El Huesca no logró una victoria que se antojaba muy necesaria, ante un rival que se encuentra en una situación muy similar a la suya, y ve cómo se acerca poco a poco la zona peligrosa de la clasificación. Desde el derbi ante en el Barbastro, en el que mostró su mejor versión, el Huesca no ha vuelto a saborear la victoria, con la pérdida de la Copa Federación ante el Real Zaragoza B incluida. La lectura positiva de este empate a cero es que se ha cortado la racha negativa de tres derrotas consecutivas en los tres últimos encuentros jugados lejos de El Alcoraz.

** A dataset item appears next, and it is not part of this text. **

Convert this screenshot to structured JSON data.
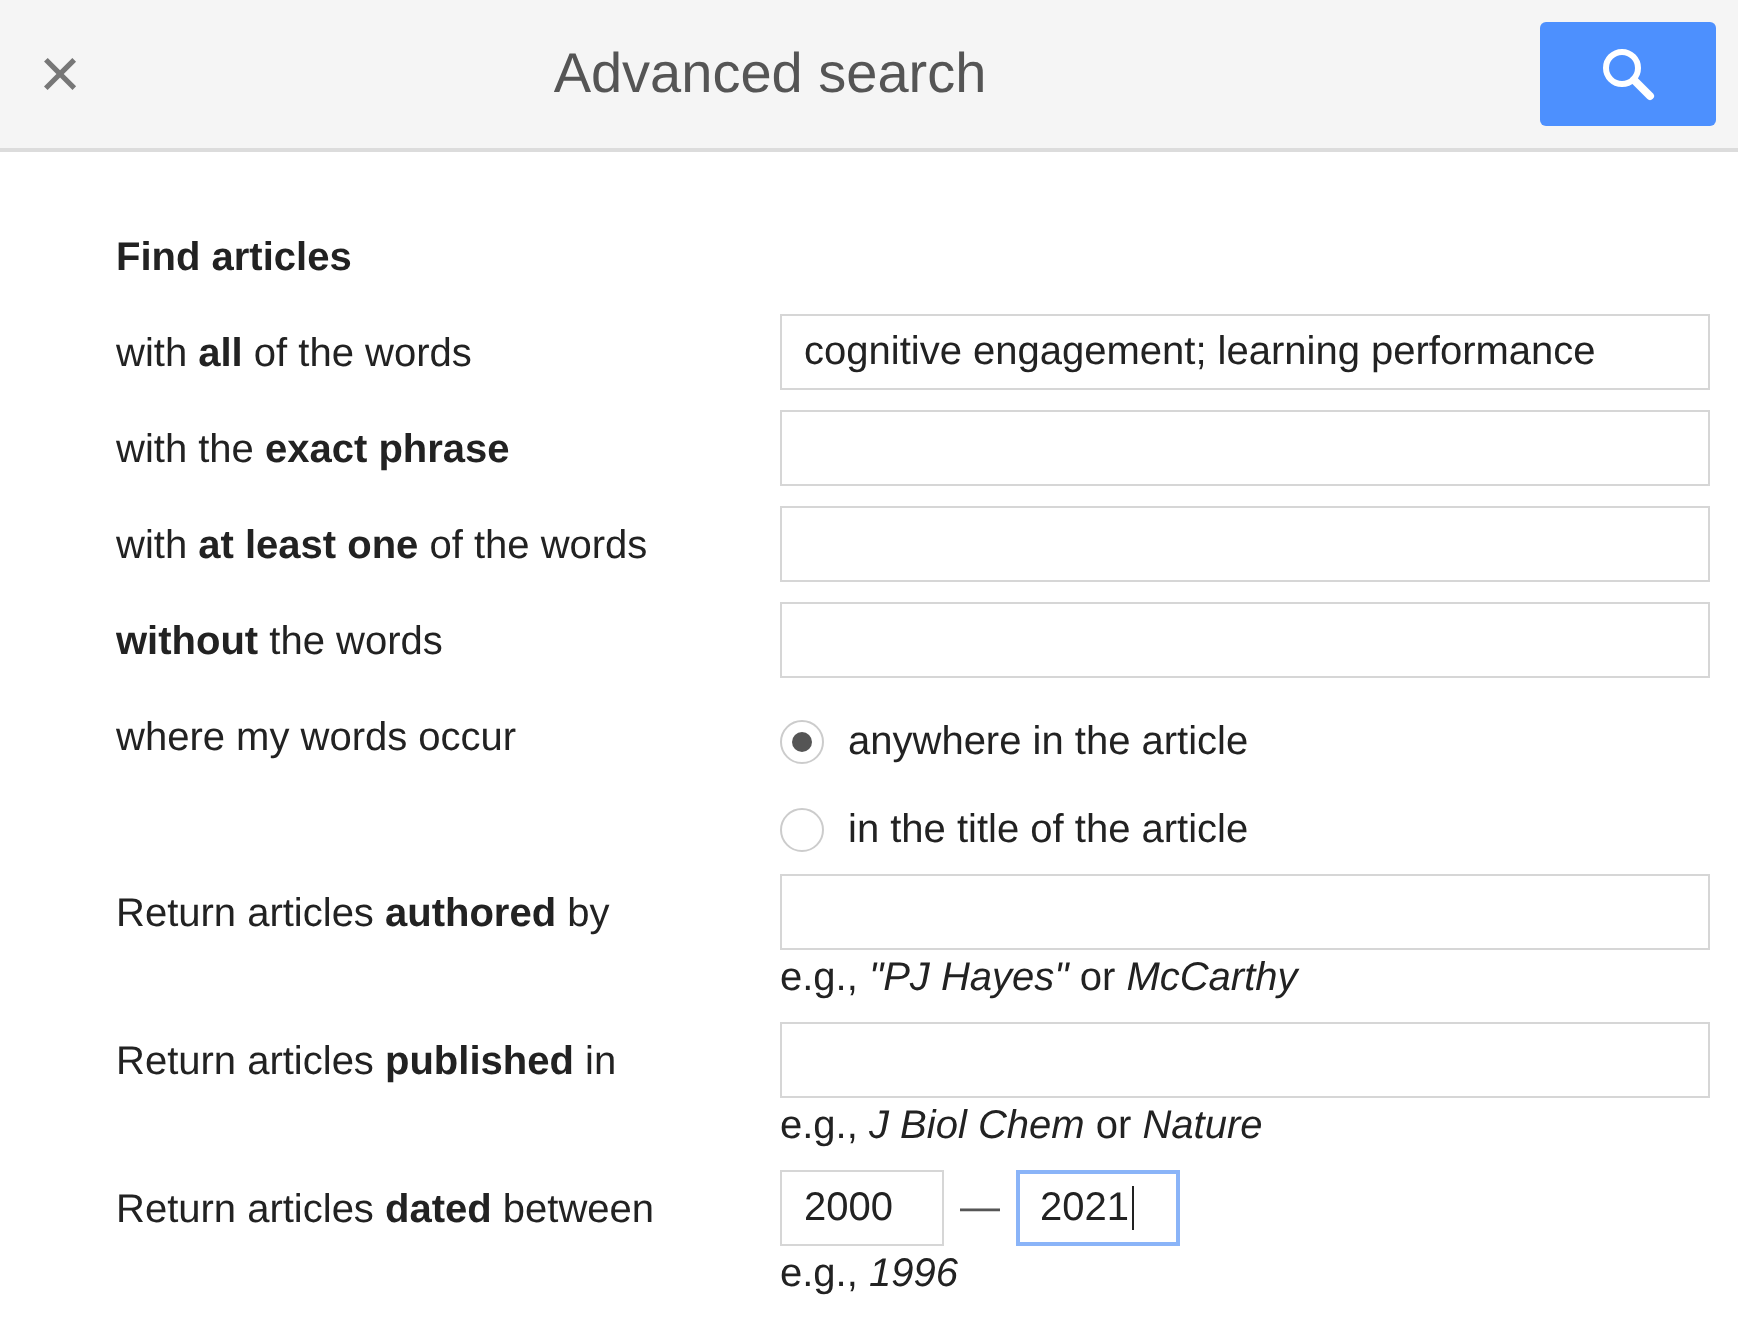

El partido ante el Levante no tuvo mucha historia, con dos equipos muy faltos de ideas a la hora de crear juego que se ahogaron mutuamente en la línea medular, zona en la que se desarrolló la mayor parte del juego. El cuadro local tuvo su única ocasión de este periodo a los seis minutos de juego, con un lanzamiento que se marchó por el encima del larguero. El Huesca respondió poco después, en la que fue la mejor jugada del encuentro y en la que más cerca se estuvo de marcar, en un remate al palo de Roberto, que cabeceó un centro de Valdés, tras una buena jugada de todo el equipo oscense. Las ocasiones visitantes siguieron llegando con cuentagotas. Primero una jugada de Roldán, a cuyo centro no llegó Roberto por muy poco, y después, ya en el último minuto de la primera parte, un disparo de Rodri que fue detenido sin muchos apuros por el guardameta levantino.

En la segunda parte desapareció el escaso juego que se vio en la primera mitad, y tan sólo se pudieron ver una ocasión por cada bando. En la de los oscenses, Valdés fue más lento que el defensa y no llegó al balón, y en la de los levantinos, Falcón respondió con mucha seguridad a un remate de Aarón.